Por Santiago Jordi, elaborador y presidente de la Federación Española de Asociaciones de Enólogos
Muchas veces pienso que cuanto más sé –o creo saber- sobre determinados aspectos del mundo del vino, menos cosas me gustaría saber, porque cada vez las entiendo menos. No entiendo que instituciones y organismos lleven años tomando decisiones en contra de nuestro sector. Tampoco entiendo que no se esté haciendo lo suficiente para amortiguar la caída del consumo que estamos registrando y que continuará con las siguientes generaciones.

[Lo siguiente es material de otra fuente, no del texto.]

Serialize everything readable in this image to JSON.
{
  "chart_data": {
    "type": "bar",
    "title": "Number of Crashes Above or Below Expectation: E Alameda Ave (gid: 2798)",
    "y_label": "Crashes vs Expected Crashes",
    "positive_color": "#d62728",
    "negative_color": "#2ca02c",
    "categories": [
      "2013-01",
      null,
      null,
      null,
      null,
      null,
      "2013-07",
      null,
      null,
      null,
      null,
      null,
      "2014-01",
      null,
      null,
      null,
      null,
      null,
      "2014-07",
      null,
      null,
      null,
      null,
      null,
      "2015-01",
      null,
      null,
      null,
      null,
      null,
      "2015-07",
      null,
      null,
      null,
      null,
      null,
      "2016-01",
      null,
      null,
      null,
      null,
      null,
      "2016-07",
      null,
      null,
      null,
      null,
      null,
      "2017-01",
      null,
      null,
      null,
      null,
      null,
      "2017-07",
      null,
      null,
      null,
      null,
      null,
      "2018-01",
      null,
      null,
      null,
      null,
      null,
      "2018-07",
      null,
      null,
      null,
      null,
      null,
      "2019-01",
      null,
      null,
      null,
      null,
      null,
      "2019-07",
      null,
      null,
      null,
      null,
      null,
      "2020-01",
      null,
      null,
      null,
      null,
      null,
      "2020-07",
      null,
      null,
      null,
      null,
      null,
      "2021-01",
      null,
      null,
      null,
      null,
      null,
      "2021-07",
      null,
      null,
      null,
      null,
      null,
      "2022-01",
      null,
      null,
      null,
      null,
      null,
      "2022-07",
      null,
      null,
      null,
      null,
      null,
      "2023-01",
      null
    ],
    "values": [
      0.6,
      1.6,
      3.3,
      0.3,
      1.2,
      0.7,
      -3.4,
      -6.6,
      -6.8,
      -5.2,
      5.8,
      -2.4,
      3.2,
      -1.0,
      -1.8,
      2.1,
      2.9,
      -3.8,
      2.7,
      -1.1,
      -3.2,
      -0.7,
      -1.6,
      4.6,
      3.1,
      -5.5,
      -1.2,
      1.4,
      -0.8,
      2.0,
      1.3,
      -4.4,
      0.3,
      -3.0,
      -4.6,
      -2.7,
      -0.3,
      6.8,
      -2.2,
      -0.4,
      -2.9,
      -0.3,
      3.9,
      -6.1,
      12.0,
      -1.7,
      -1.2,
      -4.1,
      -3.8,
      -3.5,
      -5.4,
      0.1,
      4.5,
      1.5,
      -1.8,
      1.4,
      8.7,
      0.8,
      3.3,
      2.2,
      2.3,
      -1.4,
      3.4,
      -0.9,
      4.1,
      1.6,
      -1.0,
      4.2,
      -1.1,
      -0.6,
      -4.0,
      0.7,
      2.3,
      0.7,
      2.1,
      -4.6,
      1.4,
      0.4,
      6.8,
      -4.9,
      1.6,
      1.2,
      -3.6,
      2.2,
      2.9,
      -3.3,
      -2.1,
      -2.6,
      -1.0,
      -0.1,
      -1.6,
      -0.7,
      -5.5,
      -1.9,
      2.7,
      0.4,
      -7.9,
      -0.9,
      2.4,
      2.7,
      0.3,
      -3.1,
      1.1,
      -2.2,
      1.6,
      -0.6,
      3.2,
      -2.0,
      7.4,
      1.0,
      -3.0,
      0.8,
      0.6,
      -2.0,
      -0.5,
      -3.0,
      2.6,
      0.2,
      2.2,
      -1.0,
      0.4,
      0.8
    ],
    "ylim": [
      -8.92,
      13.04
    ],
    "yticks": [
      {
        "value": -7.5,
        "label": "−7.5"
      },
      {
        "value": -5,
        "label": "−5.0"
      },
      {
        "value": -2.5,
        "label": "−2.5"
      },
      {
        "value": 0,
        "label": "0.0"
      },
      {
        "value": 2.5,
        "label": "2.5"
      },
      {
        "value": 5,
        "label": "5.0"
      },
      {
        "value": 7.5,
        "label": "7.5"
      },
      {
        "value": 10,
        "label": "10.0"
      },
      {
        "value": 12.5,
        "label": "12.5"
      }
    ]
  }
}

Y mucho menos entiendo que sigamos cometiendo los mismos errores que ya cometíamos a finales del siglo pasado, cuando determinadas zonas productoras en alza y en pleno esplendor se empeñaban en categorizar y clasificar el vino como si de un producto exclusivo y no apto para todos los consumidores se tratara.
Afortunadamente, hoy el vino español no solo se conoce por los graneles de Extremadura y Castilla-La Mancha. O por los embotellados de calidad de Ribera del Duero, Rioja o Cava. Sin olvidarnos, obviamente, de la magnificencia de los vinos de Jerez. La riqueza varietal, edafológica y climática que abunda en nuestra nación ha despertado en el nuevo enófilo su curiosidad por otras zonas productoras, que ofrecen vinos con caracteres sensoriales diferentes que llegan a emocionar.
En este sentido, lo que realmente me molesta es el afán de determinados influyentes y líderes de opinión que pretenden influenciar a la opinión pública y ensalzar los vinos atlánticos en detrimento de los mediterráneos. Tan solo es un ejemplo entre los miles que podemos encontrar cuando nos ponemos a leer
sus opiniones en la red o en la prensa escrita. Y es en este punto donde estamos repitiendo el mismo error de antaño.
El deber de los comunicadores, entre los cuales me incluyo, no es otro que el de explicar las bondades de un producto transformado que, procedente de una materia prima, está definido por la influencia de muchos factores. Un conjunto que nos hace sentir y conocer de alguna manera su lugar de origen. Nuestro deber no es faltar a la verdad o desprestigiar, entre otras cosas, las variedades, los métodos de elaboración o el origen de otros vinos para tratar de vender las bondades del nuestro, algo que no hace la cerveza.
Desde el punto de vista del marketing y la comunicación, el sector cervecero siempre ha estado muy por delante del vinícola. Históricamente, la industria cervecera ha estado protagonizada en España por las grandes marcas que todos conocemos, con unos estilos muy bien definidos.
Más recientemente surgían las microcerveceras, que elaboran multitud de recetas artesanales de diferentes tipologías y formas de entenderlas. El consumidor, aunque sea en un porcentaje mínimo, ha aprendido a valorar esa variedad, hasta el punto de que las grandes marcas están reflejándola en su portfolio comercial para acercarla al gran consumo de una forma más industrializada.
Parece que los directivos de estos buques insignia, productores en un principio de las cervezas típicas lager o ale que todos conocemos, lejos de espantarse y manifestarse contra esa tendencia, han decidido adaptarse y apuntarse a la nueva moda.
Más que nada porque saben que una buena proporción de las nuevas generaciones que comiencen a consumir las cervezas artesanales de toda la vida acabarán bebiendo las diferentes tipologías vinculadas, por ejemplo, al grado de tueste.
Todo lo contrario de lo que hace el vino, un sector milenario cuyos actores se preocupan más del posicionamiento de su estrategia comercial que de hacer una política de comunicación inclusiva y formativa, desprestigiando a su vecino si es menester. No se tiene en cuenta el flaco favor que con esta actitud hacen tanto al sector vinícola en general como a sí mismos. Más valdría que se centraran en comunicar la magnitud, riqueza y amplitud del cultivo de la vid y de la transformación de sus frutos.